Ingredients
The following ingredients have 4 Servings
- 4 boneless and skinless chicken breasts
- 1 cup flour
- 2 large eggs, whisked
- 2 cups panko bread crumbs
- 2 teaspoon kosher salt, divided
- canola or vegetable oil, for the pan
- 1 cup cherry tomatoes, halved
- 2 persian cucumbers, thinly sliced
- 1 ear of corn, cut off the cob
- 2 tablespoons chopped cilantro
- 2 teaspoons lemon juice
- 1 tablespoons olive oil
Instruction
- 1.Place one chicken breast between 2 sheets of parchment paper and pound using a tenderizer until about 1/3 inch and even thickness. Repeat with all the breasts.
- Season each chicken breast with 1/4 teaspoon salt.
- In 3 small dishes place flour, egg and breadcrumbs separately.
- Dredge both sides of chicken breast in flour, followed by egg and then bread crumbs and repeat with remaining breasts.
- Heat about 2 tablespoons of oil in a skillet over medium high heat and place chicken breasts in skillet (cook several at a time to avoid overcrowding the pan adding extra oil if needed for second batch)
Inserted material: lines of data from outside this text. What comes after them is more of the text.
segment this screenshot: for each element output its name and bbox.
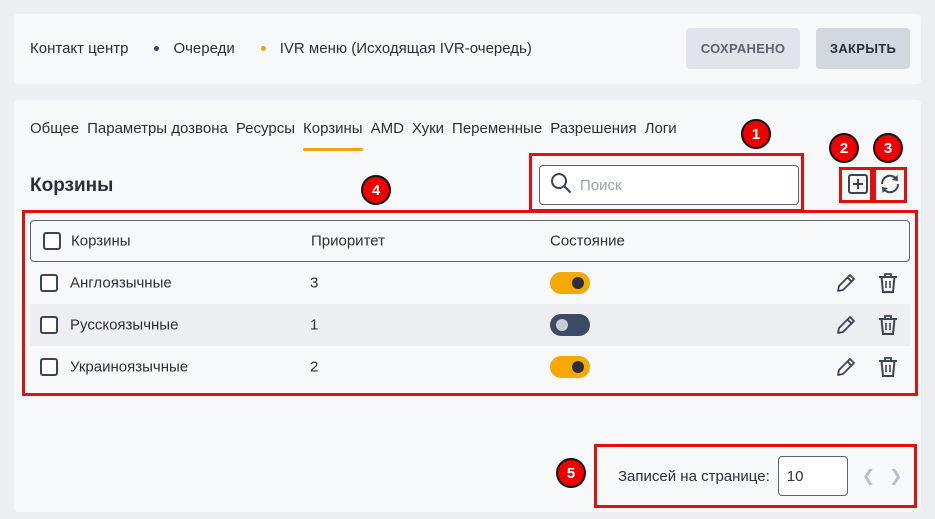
tab-resources[interactable]: Ресурсы (236, 120, 295, 151)
tab-hooks[interactable]: Хуки (412, 120, 444, 151)
breadcrumb: Контакт центр Очереди IVR меню (Исходяща… (30, 40, 532, 57)
section-title: Корзины (30, 175, 114, 196)
annotation-box-pagination (594, 444, 917, 508)
annotation-badge-3: 3 (873, 133, 903, 163)
breadcrumb-separator (154, 46, 160, 51)
annotation-badge-2: 2 (829, 133, 859, 163)
annotation-badge-1: 1 (741, 119, 771, 149)
tab-buckets[interactable]: Корзины (302, 120, 363, 151)
top-bar: Контакт центр Очереди IVR меню (Исходяща… (14, 14, 921, 84)
breadcrumb-queues[interactable]: Очереди (173, 40, 234, 57)
tab-dial-params[interactable]: Параметры дозвона (87, 120, 228, 151)
annotation-box-table (22, 210, 918, 396)
tab-amd[interactable]: AMD (371, 120, 404, 151)
tab-variables[interactable]: Переменные (452, 120, 542, 151)
annotation-box-refresh (873, 167, 907, 203)
tab-permissions[interactable]: Разрешения (550, 120, 636, 151)
breadcrumb-contact-center[interactable]: Контакт центр (30, 40, 128, 57)
annotation-badge-4: 4 (361, 175, 391, 205)
tab-general[interactable]: Общее (30, 120, 79, 151)
saved-button[interactable]: СОХРАНЕНО (686, 28, 800, 69)
tab-logs[interactable]: Логи (645, 120, 677, 151)
close-button[interactable]: ЗАКРЫТЬ (816, 28, 910, 69)
annotation-badge-5: 5 (556, 458, 586, 488)
breadcrumb-current: IVR меню (Исходящая IVR-очередь) (279, 40, 532, 57)
annotation-box-search (529, 153, 804, 212)
breadcrumb-separator-current (260, 46, 266, 51)
annotation-box-add (839, 167, 873, 203)
tab-bar: Общее Параметры дозвона Ресурсы Корзины … (30, 120, 685, 151)
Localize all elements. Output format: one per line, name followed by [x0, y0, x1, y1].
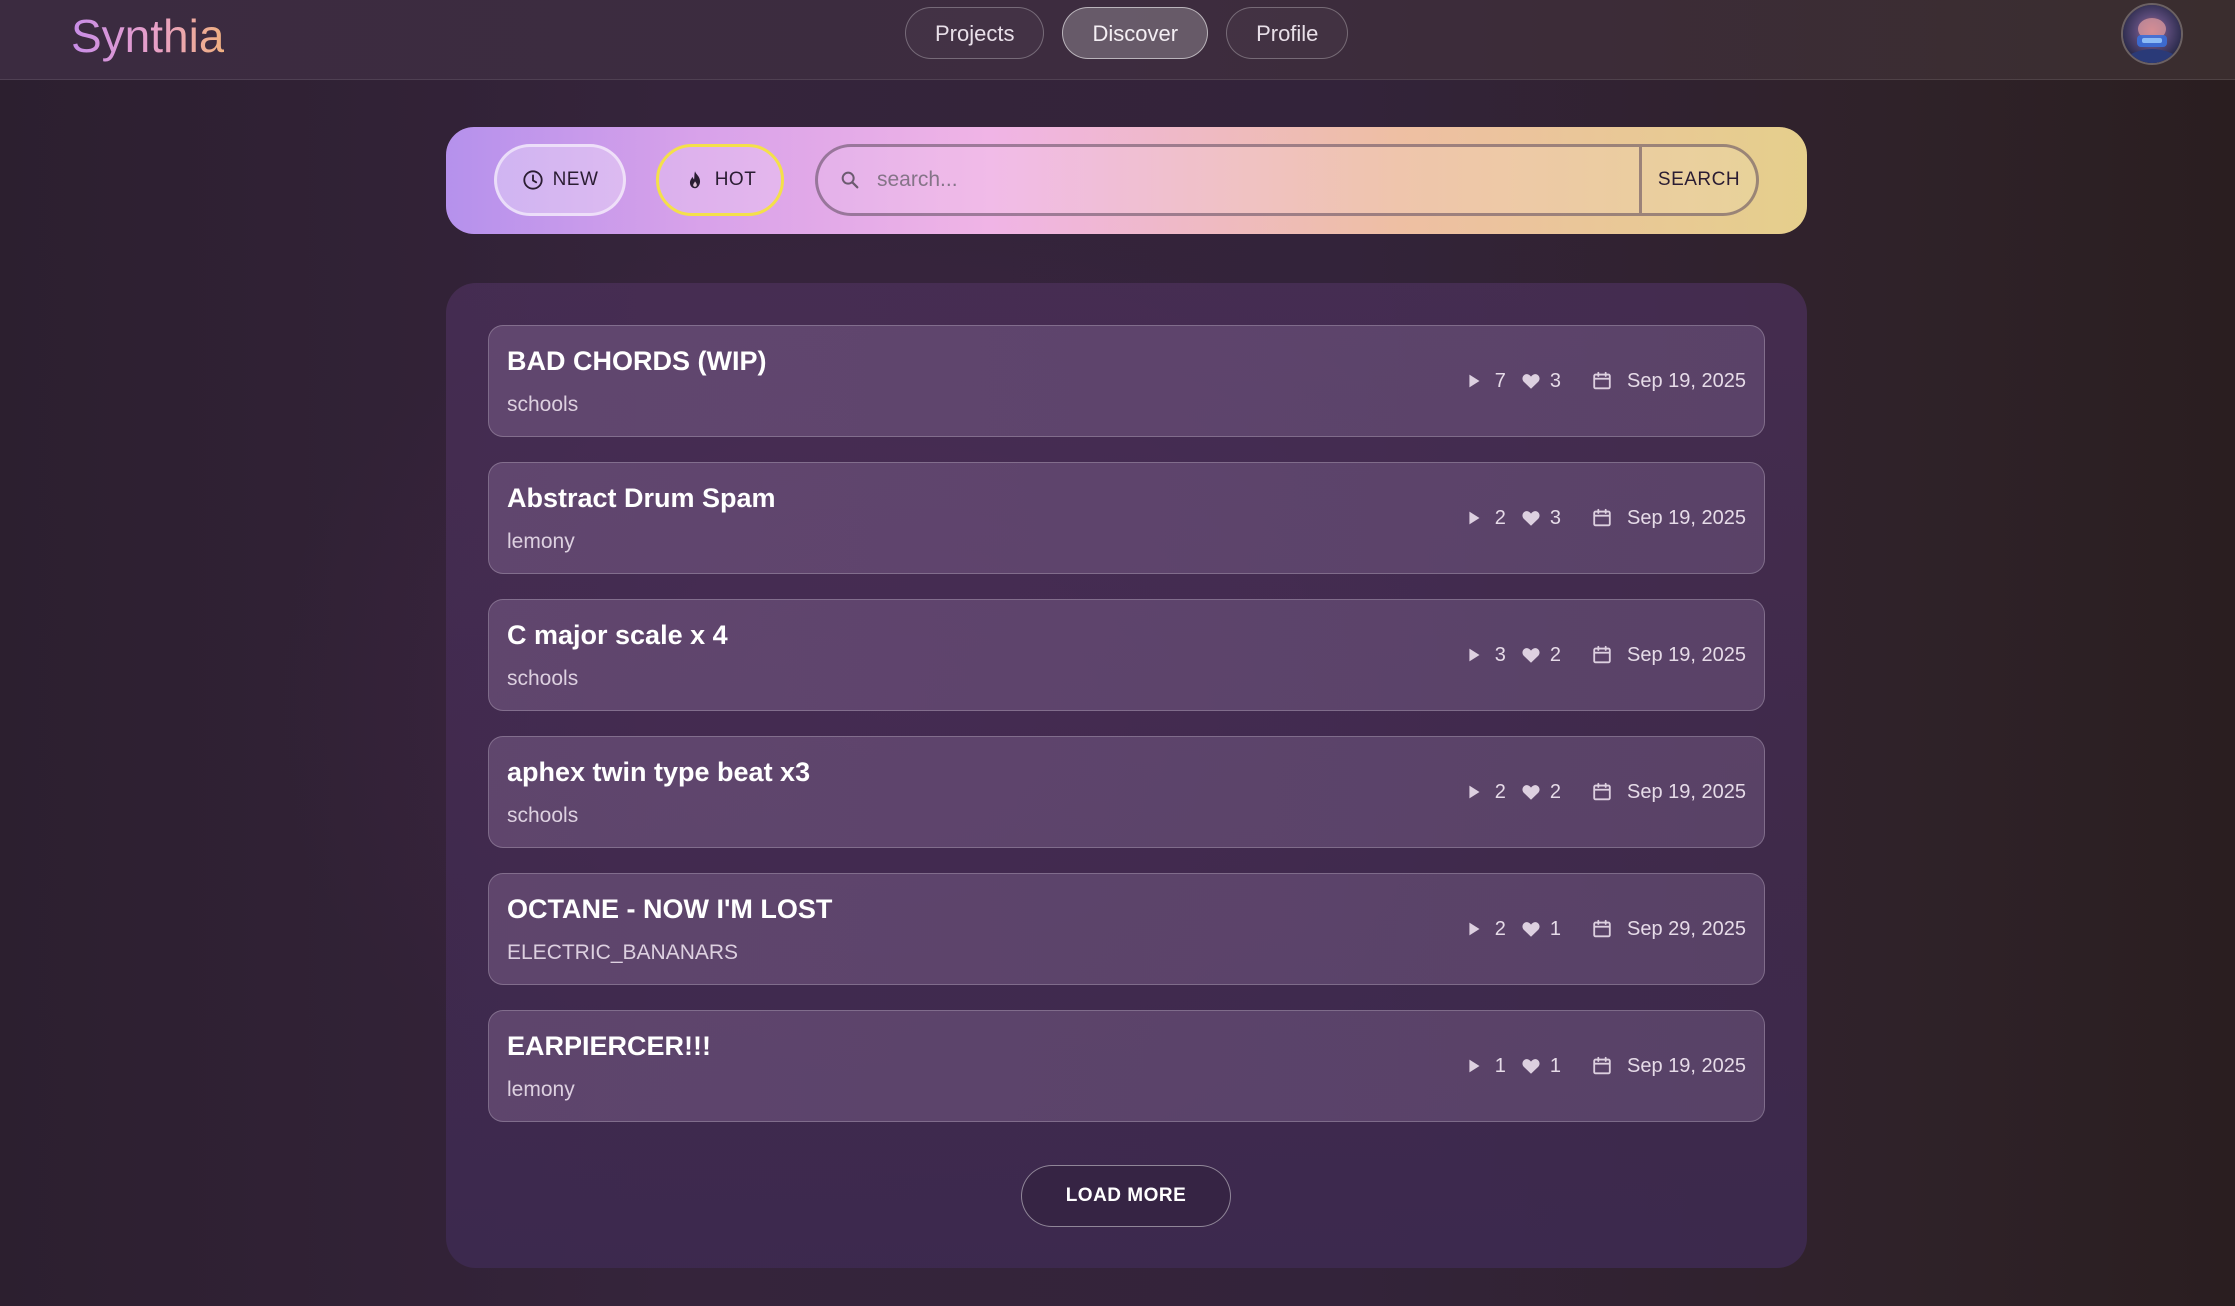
likes-count: 1 [1549, 1054, 1561, 1077]
tab-projects[interactable]: Projects [905, 7, 1045, 59]
likes-count: 3 [1549, 369, 1561, 392]
filter-bar: NEW HOT SEARCH [446, 127, 1807, 234]
calendar-icon [1593, 371, 1611, 390]
main-nav: Projects Discover Profile [905, 7, 1349, 59]
new-filter-label: NEW [552, 169, 599, 190]
track-title[interactable]: BAD CHORDS (WIP) [507, 346, 766, 377]
search-icon [841, 171, 859, 189]
likes-count: 1 [1549, 917, 1561, 940]
track-meta: 2 1 Sep 29, 2025 [1463, 912, 1746, 946]
track-meta: 3 2 Sep 19, 2025 [1463, 638, 1746, 672]
play-icon [1469, 511, 1480, 525]
play-icon [1469, 374, 1480, 388]
hot-filter-button[interactable]: HOT [656, 144, 784, 216]
search-input[interactable] [861, 147, 1639, 213]
play-icon [1469, 922, 1480, 936]
track-author[interactable]: lemony [507, 1078, 575, 1102]
likes-count: 3 [1549, 506, 1561, 529]
tab-profile[interactable]: Profile [1226, 7, 1349, 59]
track-card[interactable]: BAD CHORDS (WIP) schools 7 3 Sep 19, 202… [488, 325, 1765, 437]
track-title[interactable]: EARPIERCER!!! [507, 1031, 711, 1062]
app-logo[interactable]: Synthia [71, 8, 224, 64]
likes-count: 2 [1549, 643, 1561, 666]
plays-count: 2 [1494, 780, 1506, 803]
play-icon [1469, 1059, 1480, 1073]
track-feed-panel: BAD CHORDS (WIP) schools 7 3 Sep 19, 202… [446, 283, 1807, 1268]
heart-icon[interactable] [1520, 1055, 1542, 1077]
heart-icon[interactable] [1520, 370, 1542, 392]
top-navbar: Synthia Projects Discover Profile [0, 0, 2235, 80]
calendar-icon [1593, 508, 1611, 527]
calendar-icon [1593, 1056, 1611, 1075]
search-button[interactable]: SEARCH [1639, 147, 1756, 213]
play-icon [1469, 785, 1480, 799]
track-date: Sep 19, 2025 [1627, 780, 1746, 803]
flame-icon [689, 171, 700, 189]
track-title[interactable]: OCTANE - NOW I'M LOST [507, 894, 832, 925]
track-meta: 2 2 Sep 19, 2025 [1463, 775, 1746, 809]
track-date: Sep 29, 2025 [1627, 917, 1746, 940]
track-meta: 7 3 Sep 19, 2025 [1463, 364, 1746, 398]
track-list: BAD CHORDS (WIP) schools 7 3 Sep 19, 202… [488, 325, 1765, 1122]
heart-icon[interactable] [1520, 507, 1542, 529]
plays-count: 2 [1494, 506, 1506, 529]
calendar-icon [1593, 645, 1611, 664]
track-card[interactable]: C major scale x 4 schools 3 2 Sep 19, 20… [488, 599, 1765, 711]
plays-count: 3 [1494, 643, 1506, 666]
track-card[interactable]: OCTANE - NOW I'M LOST ELECTRIC_BANANARS … [488, 873, 1765, 985]
heart-icon[interactable] [1520, 781, 1542, 803]
track-author[interactable]: schools [507, 393, 578, 417]
new-filter-button[interactable]: NEW [494, 144, 626, 216]
track-meta: 1 1 Sep 19, 2025 [1463, 1049, 1746, 1083]
plays-count: 1 [1494, 1054, 1506, 1077]
track-date: Sep 19, 2025 [1627, 643, 1746, 666]
play-icon [1469, 648, 1480, 662]
track-card[interactable]: aphex twin type beat x3 schools 2 2 Sep … [488, 736, 1765, 848]
heart-icon[interactable] [1520, 644, 1542, 666]
track-author[interactable]: schools [507, 804, 578, 828]
calendar-icon [1593, 919, 1611, 938]
track-date: Sep 19, 2025 [1627, 1054, 1746, 1077]
track-author[interactable]: schools [507, 667, 578, 691]
track-title[interactable]: C major scale x 4 [507, 620, 728, 651]
likes-count: 2 [1549, 780, 1561, 803]
hot-filter-label: HOT [714, 169, 757, 190]
track-card[interactable]: EARPIERCER!!! lemony 1 1 Sep 19, 2025 [488, 1010, 1765, 1122]
track-author[interactable]: ELECTRIC_BANANARS [507, 941, 738, 965]
tab-discover[interactable]: Discover [1062, 7, 1209, 59]
heart-icon[interactable] [1520, 918, 1542, 940]
plays-count: 7 [1494, 369, 1506, 392]
calendar-icon [1593, 782, 1611, 801]
track-meta: 2 3 Sep 19, 2025 [1463, 501, 1746, 535]
avatar-image [2123, 5, 2181, 63]
track-author[interactable]: lemony [507, 530, 575, 554]
track-card[interactable]: Abstract Drum Spam lemony 2 3 Sep 19, 20… [488, 462, 1765, 574]
track-date: Sep 19, 2025 [1627, 369, 1746, 392]
plays-count: 2 [1494, 917, 1506, 940]
search-box: SEARCH [815, 144, 1759, 216]
clock-icon [522, 170, 543, 190]
track-title[interactable]: aphex twin type beat x3 [507, 757, 810, 788]
track-date: Sep 19, 2025 [1627, 506, 1746, 529]
user-avatar[interactable] [2121, 3, 2183, 65]
track-title[interactable]: Abstract Drum Spam [507, 483, 776, 514]
load-more-button[interactable]: LOAD MORE [1021, 1165, 1231, 1227]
- Fry until golden brown, about 5-6 minutes and flip to brown other side
- Toss tomatoes, cucumbers, corn and cilantro. Lemon juice and olive oil and remaining salt in a mixing bowl.
- When chicken is golden brown and fully cooked place on a cooling rack to cool slightly.
- Place chicken on plates and top with spoonfuls of salad serving extra lemon wedges if desired.